Der Ring von Soldaten war die letzte Hürde, doch die hatten mich ja schon im Sichtfeld und wollten nur noch wissen, was ich denn genau am Hubschrauber sehen wolle. Na, ob alles in Ordnung sei, habe ich forsch geantwortet und mich daran gemacht, diesen zu ‘begutachten’. Ich habe mich rundum bewegt, mir alles genau angesehen, als ob ich ein Fachmann gewesen wäre, hineingeschaut und zufrieden genickt. Das war eigentlich alles, was ich wollte, denn alle Kollegen drückten sich unterdessen die Nasen an den Fenstern platt und kamen nicht aus dem Staunen!
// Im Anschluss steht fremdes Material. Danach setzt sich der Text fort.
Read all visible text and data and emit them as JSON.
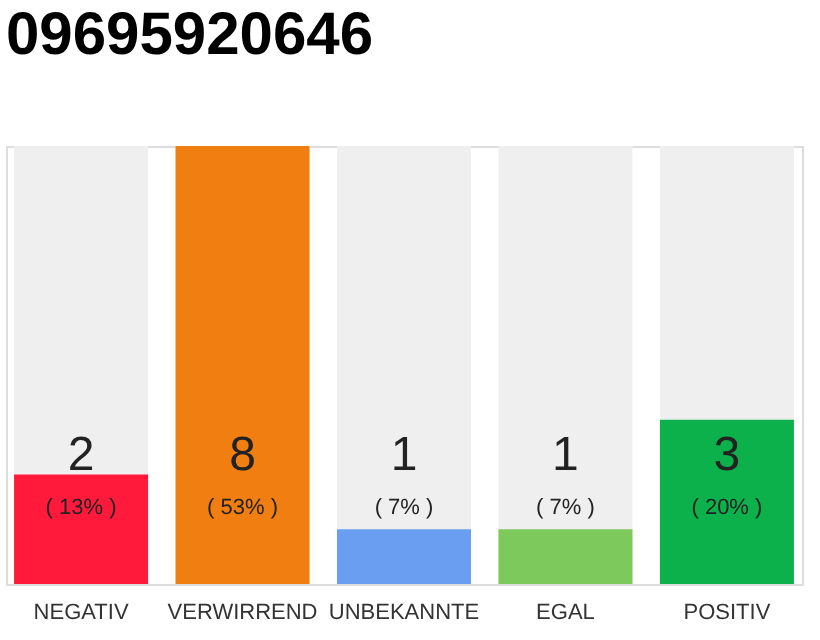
{
  "chart_data": {
    "type": "bar",
    "title": "09695920646",
    "categories": [
      "NEGATIV",
      "VERWIRREND",
      "UNBEKANNTE",
      "EGAL",
      "POSITIV"
    ],
    "values": [
      2,
      8,
      1,
      1,
      3
    ],
    "colors": [
      "#ff1a3c",
      "#f07e10",
      "#6a9ef0",
      "#7ec95c",
      "#0db14b"
    ],
    "data_labels": true,
    "annotations": [
      "( 13% )",
      "( 53% )",
      "( 7% )",
      "( 7% )",
      "( 20% )"
    ],
    "tick_labels": "x"
  }
}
Der Rückweg war die leichteste Übung, alle salutierten  mit dem obligaten „Să trăiţi“ und fort war ich. Ich hatte es geschafft!“ So erzählt Hans Boschner belustigt über den Streich, ein Geschehnis, über welches bis zu seiner Ausreise 1991 geschwiegen wurde: Die Kollegen, weil sie Angst hatten, solch einen Coup nicht gemeldet zu haben, die Wachen, weil sie es dachten, sie hätten irgendwelche Anweisungen wohl nicht mitbekommen. Sie dachten vielleicht auch gar nicht daran, dass jemand so unverfroren sein kann.